Reputation: 43
I am trying to scrape a web page and store the results in a csv/excel file. I am using beautiful soup for this.
I am trying to extract the data from a soup , using the find_all function, but I am not sure how to capture the data in the field name or title
The HTML file has the following format
<h3 class="font20">
<span itemprop="position">36.</span>
<a class="font20 c_name_head weight700 detail_page"
href="/companies/view/1033/nimblechapps-pvt-ltd" target="_blank"
title="Nimblechapps Pvt. Ltd.">
<span itemprop="name">Nimblechapps Pvt. Ltd. </span>
</a> </h3>
This is my code so far. Not sure how to proceed from here
from bs4 import BeautifulSoup as BS
import requests
page = 'https://www.goodfirms.co/directory/platform/app-development/iphone?
page=2'
res = requests.get(page)
cont = BS(res.content, "html.parser")
names = cont.find_all(class_ = 'font20 c_name_head weight700 detail_page')

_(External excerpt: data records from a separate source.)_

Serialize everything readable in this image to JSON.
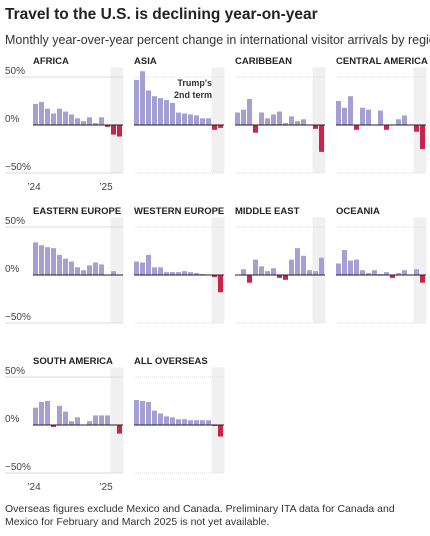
{
  "title": "Travel to the U.S. is declining year-on-year",
  "subtitle": "Monthly year-over-year percent change in international visitor arrivals by region",
  "note": "Overseas figures exclude Mexico and Canada. Preliminary ITA data for Canada and Mexico for February and March 2025 is not yet available.",
  "colors": {
    "positive": "#a59fd4",
    "negative": "#c7254e",
    "shade": "#f0f0f0",
    "zero_line": "#222222",
    "grid": "#dddddd"
  },
  "annotation": {
    "line1": "Trump's",
    "line2": "2nd term",
    "panel": "ASIA"
  },
  "chart_data": {
    "type": "bar",
    "ylim": [
      -50,
      60
    ],
    "y_ticks": [
      "50%",
      "0%",
      "−50%"
    ],
    "x_ticks": [
      "’24",
      "’25"
    ],
    "months": [
      "Jan 2024",
      "Feb 2024",
      "Mar 2024",
      "Apr 2024",
      "May 2024",
      "Jun 2024",
      "Jul 2024",
      "Aug 2024",
      "Sep 2024",
      "Oct 2024",
      "Nov 2024",
      "Dec 2024",
      "Jan 2025",
      "Feb 2025",
      "Mar 2025"
    ],
    "shaded_period": [
      "Feb 2025",
      "Mar 2025"
    ],
    "series": [
      {
        "name": "AFRICA",
        "values": [
          22,
          24,
          17,
          12,
          17,
          14,
          11,
          7,
          4,
          8,
          2,
          8,
          -2,
          -10,
          -12
        ]
      },
      {
        "name": "ASIA",
        "values": [
          47,
          56,
          36,
          30,
          28,
          26,
          23,
          13,
          12,
          11,
          10,
          7,
          7,
          -5,
          -3
        ]
      },
      {
        "name": "CARIBBEAN",
        "values": [
          13,
          16,
          27,
          -8,
          13,
          7,
          11,
          14,
          2,
          9,
          4,
          6,
          0,
          -4,
          -28
        ]
      },
      {
        "name": "CENTRAL AMERICA",
        "values": [
          25,
          18,
          30,
          -5,
          18,
          16,
          0,
          15,
          -5,
          0,
          6,
          10,
          0,
          -7,
          -25
        ]
      },
      {
        "name": "EASTERN EUROPE",
        "values": [
          34,
          31,
          29,
          28,
          21,
          17,
          14,
          8,
          5,
          10,
          13,
          11,
          0,
          4,
          0
        ]
      },
      {
        "name": "WESTERN EUROPE",
        "values": [
          14,
          13,
          21,
          8,
          8,
          3,
          3,
          3,
          4,
          3,
          2,
          1,
          0,
          -2,
          -18
        ]
      },
      {
        "name": "MIDDLE EAST",
        "values": [
          0,
          6,
          -8,
          16,
          9,
          4,
          7,
          -3,
          -5,
          16,
          28,
          20,
          5,
          4,
          18
        ]
      },
      {
        "name": "OCEANIA",
        "values": [
          12,
          26,
          15,
          16,
          5,
          2,
          5,
          1,
          3,
          -3,
          2,
          5,
          0,
          6,
          -8
        ]
      },
      {
        "name": "SOUTH AMERICA",
        "values": [
          18,
          24,
          25,
          -2,
          20,
          14,
          4,
          8,
          0,
          4,
          10,
          10,
          10,
          0,
          -9
        ]
      },
      {
        "name": "ALL OVERSEAS",
        "values": [
          26,
          25,
          24,
          15,
          12,
          9,
          8,
          6,
          6,
          5,
          5,
          5,
          5,
          -1,
          -12
        ]
      }
    ]
  }
}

names = cont.find_all('a' , attrs = {'class':'font20 c_name_head weight700
detail_page'})
I have tried using the following -
Input: cont.h3.a.span
Output: <span itemprop="name">Nimblechapps Pvt. Ltd.</span>
I want to extract the name of the company - "Nimblechapps Pvt. Ltd."
Upvotes: 4
Views: 172
Reputation: 22440
Try not to use compound classes within the script as they are prone to break. The following script should fetch you the required content as well.
import requests
from bs4 import BeautifulSoup
link = "https://www.goodfirms.co/directory/platform/app-development/iphone?page=2"
res = requests.get(link)
soup = BeautifulSoup(res.text, 'html.parser')
for items in soup.find_all(class_="commoncompanydetail"):
names = items.find(class_='detail_page').text
print(names)
Upvotes: 1
Reputation: 84465
Same thing but using descendant combinator " "
to combine the type selector a
with attribute = value selector [itemprop="name"]
names = [item.text for item in cont.select('a [itemprop="name"]')]
Upvotes: 1
Reputation: 8077
You can use a list comprehension for that:
from bs4 import BeautifulSoup as BS
import requests
page = 'https://www.goodfirms.co/directory/platform/app-development/iphone?page=2'
res = requests.get(page)
cont = BS(res.content, "html.parser")
names = cont.find_all('a' , attrs = {'class':'font20 c_name_head weight700 detail_page'})
print([n.text for n in names])
You will get:
['Nimblechapps Pvt. Ltd.', (..) , 'InnoApps Technologies Pvt. Ltd', 'Umbrella IT', 'iQlance Solutions', 'getyoteam', 'JetRuby Agency LTD.', 'ONLINICO', 'Dedicated Developers', 'Appingine', 'webnexs']
Upvotes: 2